In closing, let me introduce a nuance to the discussion that I have to this point ignored. I have said that we must distinguish liberal democracy from theories of (or theorizing about) liberal democracy. The former is a type of governance structure that particular states can instantiate; the latter is not. We should acknowledge, however, that the type liberal democracy can be realized in different ways, and that existing liberal democracies can realize the type with different degrees of success. Consider, for example, a state that permits free speech but only to a rather limited extent. This state might be a version of liberal democracy. But in placing extensive restrictions on free speech, it would fail to realize the type liberal democracy in an important way. Earlier, when I stated that it is not liberal democracy that needs to change but our theorizing about it, I had in mind actual examples of liberal democracy that realize the type to a high degree. My claims are compatible with the observation that there are some instances of liberal democracy that enact policies and laws that are illiberal in the ways that they treat religion.
The point is important given that our topic is whether we need to rethink the relation between liberal democracy and religion in the wake of the Charlie Hebdo killings. The French policy of laicite states that the practice of one’s religion is to be reserved for one’s private life.
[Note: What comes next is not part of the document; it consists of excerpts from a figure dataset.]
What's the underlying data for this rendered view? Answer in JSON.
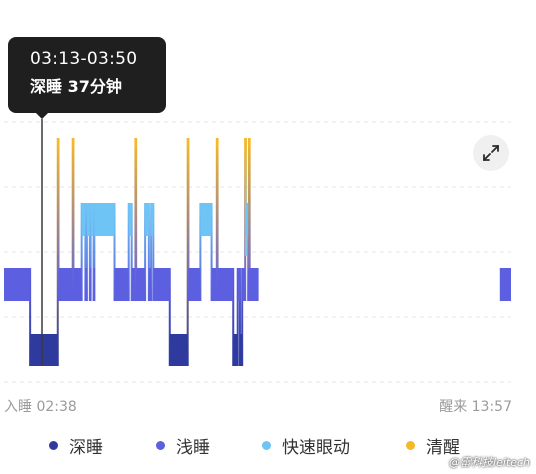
{
  "tooltip": {
    "time_range": "03:13-03:50",
    "detail": "深睡 37分钟"
  },
  "timeline": {
    "start_label": "入睡 02:38",
    "end_label": "醒来 13:57"
  },
  "expand_icon": "expand-arrows-icon",
  "legend": [
    {
      "label": "深睡",
      "color": "#2f3a9e"
    },
    {
      "label": "浅睡",
      "color": "#5b5fe0"
    },
    {
      "label": "快速眼动",
      "color": "#6ec4f4"
    },
    {
      "label": "清醒",
      "color": "#f5b828"
    }
  ],
  "watermark": "@雷科技leitech",
  "chart_data": {
    "type": "hypnogram",
    "stages": [
      "清醒",
      "快速眼动",
      "浅睡",
      "深睡"
    ],
    "stage_colors": {
      "清醒": "#f5b828",
      "快速眼动": "#6ec4f4",
      "浅睡": "#5b5fe0",
      "深睡": "#2f3a9e"
    },
    "start_time": "02:38",
    "end_time": "13:57",
    "selected_segment": {
      "stage": "深睡",
      "start": "03:13",
      "end": "03:50",
      "minutes": 37
    },
    "segments": [
      {
        "stage": "浅睡",
        "start": "02:38",
        "end": "03:13"
      },
      {
        "stage": "深睡",
        "start": "03:13",
        "end": "03:50"
      },
      {
        "stage": "清醒",
        "start": "03:50",
        "end": "03:51"
      },
      {
        "stage": "浅睡",
        "start": "03:51",
        "end": "04:10"
      },
      {
        "stage": "清醒",
        "start": "04:10",
        "end": "04:11"
      },
      {
        "stage": "浅睡",
        "start": "04:11",
        "end": "04:22"
      },
      {
        "stage": "快速眼动",
        "start": "04:22",
        "end": "04:27"
      },
      {
        "stage": "浅睡",
        "start": "04:27",
        "end": "04:29"
      },
      {
        "stage": "快速眼动",
        "start": "04:29",
        "end": "04:33"
      },
      {
        "stage": "浅睡",
        "start": "04:33",
        "end": "04:34"
      },
      {
        "stage": "快速眼动",
        "start": "04:34",
        "end": "04:38"
      },
      {
        "stage": "浅睡",
        "start": "04:38",
        "end": "04:39"
      },
      {
        "stage": "快速眼动",
        "start": "04:39",
        "end": "05:06"
      },
      {
        "stage": "浅睡",
        "start": "05:06",
        "end": "05:25"
      },
      {
        "stage": "快速眼动",
        "start": "05:25",
        "end": "05:29"
      },
      {
        "stage": "浅睡",
        "start": "05:29",
        "end": "05:34"
      },
      {
        "stage": "清醒",
        "start": "05:34",
        "end": "05:35"
      },
      {
        "stage": "浅睡",
        "start": "05:35",
        "end": "05:47"
      },
      {
        "stage": "快速眼动",
        "start": "05:47",
        "end": "05:52"
      },
      {
        "stage": "浅睡",
        "start": "05:52",
        "end": "05:55"
      },
      {
        "stage": "快速眼动",
        "start": "05:55",
        "end": "05:58"
      },
      {
        "stage": "浅睡",
        "start": "05:58",
        "end": "06:20"
      },
      {
        "stage": "深睡",
        "start": "06:20",
        "end": "06:44"
      },
      {
        "stage": "清醒",
        "start": "06:44",
        "end": "06:45"
      },
      {
        "stage": "浅睡",
        "start": "06:45",
        "end": "07:01"
      },
      {
        "stage": "快速眼动",
        "start": "07:01",
        "end": "07:16"
      },
      {
        "stage": "浅睡",
        "start": "07:16",
        "end": "07:23"
      },
      {
        "stage": "清醒",
        "start": "07:23",
        "end": "07:24"
      },
      {
        "stage": "浅睡",
        "start": "07:24",
        "end": "07:45"
      },
      {
        "stage": "深睡",
        "start": "07:45",
        "end": "07:51"
      },
      {
        "stage": "浅睡",
        "start": "07:51",
        "end": "07:54"
      },
      {
        "stage": "深睡",
        "start": "07:54",
        "end": "07:57"
      },
      {
        "stage": "浅睡",
        "start": "07:57",
        "end": "08:01"
      },
      {
        "stage": "清醒",
        "start": "08:01",
        "end": "08:02"
      },
      {
        "stage": "快速眼动",
        "start": "08:02",
        "end": "08:05"
      },
      {
        "stage": "浅睡",
        "start": "08:05",
        "end": "08:06"
      },
      {
        "stage": "清醒",
        "start": "08:06",
        "end": "08:07"
      },
      {
        "stage": "浅睡",
        "start": "08:07",
        "end": "08:19"
      },
      {
        "stage": "浅睡",
        "start": "13:42",
        "end": "13:57"
      }
    ]
  }
}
There are to be no public expressions of religion: no public prayers, no public use of religious symbols, no public affirmations of faith. The stated justification for implementing laicite offered in the early 20th century was that it is designed to protect religion from the state. Whatever the justifications might be, it is a policy about which those committed to liberal democracy should be deeply skeptical. For by all appearances, laicite is fundamentally illiberal, an unjustified restriction on the rights that liberal democracy recognizes all its citizens to enjoy. If it is, then there is an important sense in which it is not religion but some examples of liberal democracy that need to change.[1]
Footnotes & References
[1] My thanks to Matthew Anderson and Chris Eberle for discussing the issues raised in this essay with me.